Even the winter cold didn’t stop their fun. Her dad made sleds out of wooden barrels and pulled them behind the autos to give them rides. They each had their own brick that they would put in the oven to get toasty and then they would take them in the car with them to stay warm. On nights that they would stay in after school lessons were done, their mother would play the piano and sing. Yes, our modern conveniences have robbed us of some of the fun of yesterday.
One of her more unique jobs was not where she worked but rather what she did. She worked in a tomato factory where they canned tomatoes and made sauce and ketchup. Even in industry they didn’t waste anything, the seeds had to be saved for next year’s planting. That was Fern’s job. She used a special knife to make a hole or sometimes hit the tomato on a nail and squeezed it to release the seeds then put them back on the belt. Seeds were saved in the ratio of three female and one male.
First of all, I didn’t know there were girl and boy tomatoes and, secondly, how did she tell the difference? “Easy,” she explains, “the ones with little black lines on the bottom are female and if they have dots they are male.” I will never look at a tomato the same way again.
Working in a tomato factory, she did her home canning a bit differently than the normal way. She tells of having 210 empty tin cans. She would place them, one at a time, on a metal plate and cranked it as it turned around. After 21 turns, the can was completely sealed and you couldn’t tell the cans from the ones you bought in a store, except they had no labels. “We just put each thing we canned in a place of its own so we knew what we had.”
Sometimes the more things change, the more they stay the same. Today many people are turning to natural healing as opposed to using medicines for different ailments. Fern remembers when her daughter Myra was little and was suffering from rheumatic fever. “Back then we took her to what we called a ‘hot hands doctor’. He would have her put her feet flat on the floor and her hands in his, then he would rub her arms, forehead, cheeks and down her legs until he was touching the bottom of her feet. The other doctors said she would never go to school again but after six weeks all she had left from the disease was a heart murmur.”

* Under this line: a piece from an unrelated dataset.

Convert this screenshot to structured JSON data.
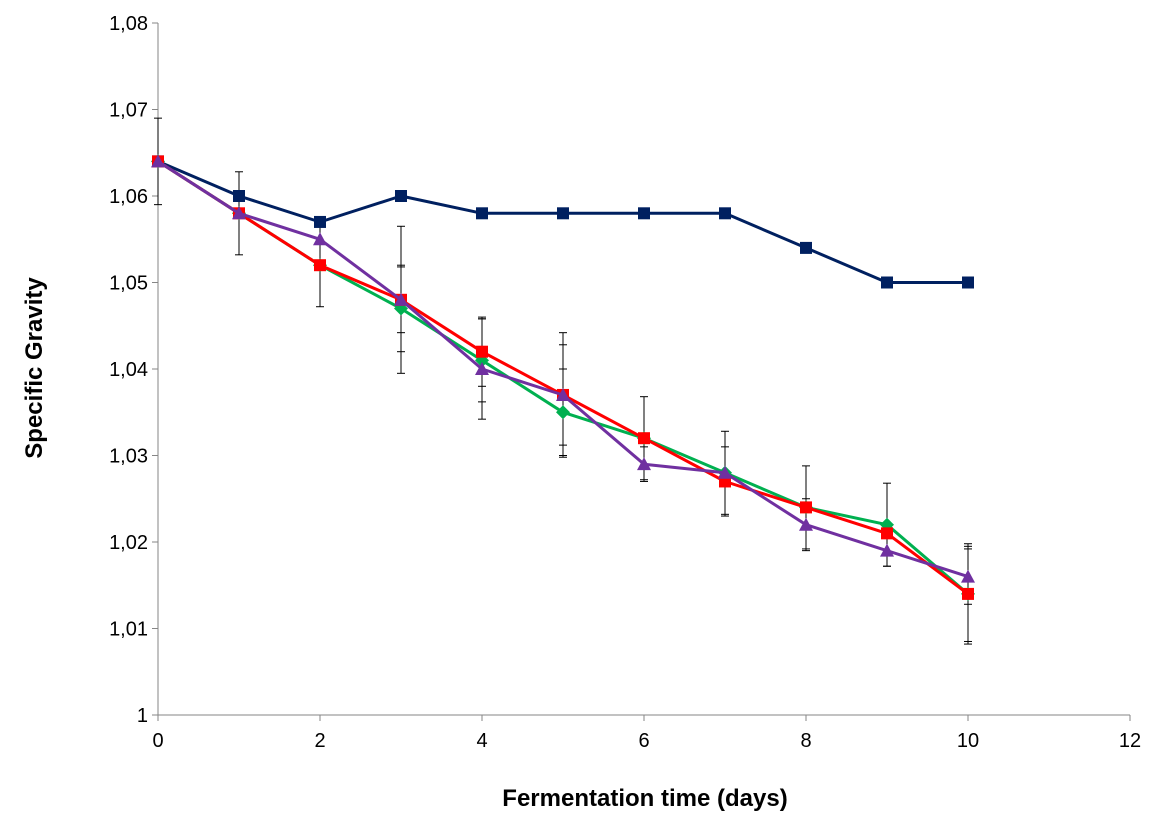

Maybe it’s all in what you believe, but Fern is living proof that your outlook on life can make a huge difference. She has beat cancer three times in her life, and all without the use of surgery, chemo or radiation. This year she will be honored at the Branch County Relay for Life for being a 53-year cancer survivor. That’s about the best honor you can receive.
Scientists have a new term for people in their 80s and 90s who possess brains and memories of someone far younger than what their age should. They call them “super agers.” Fern Jones is a prime example of one … and she’s just getting started.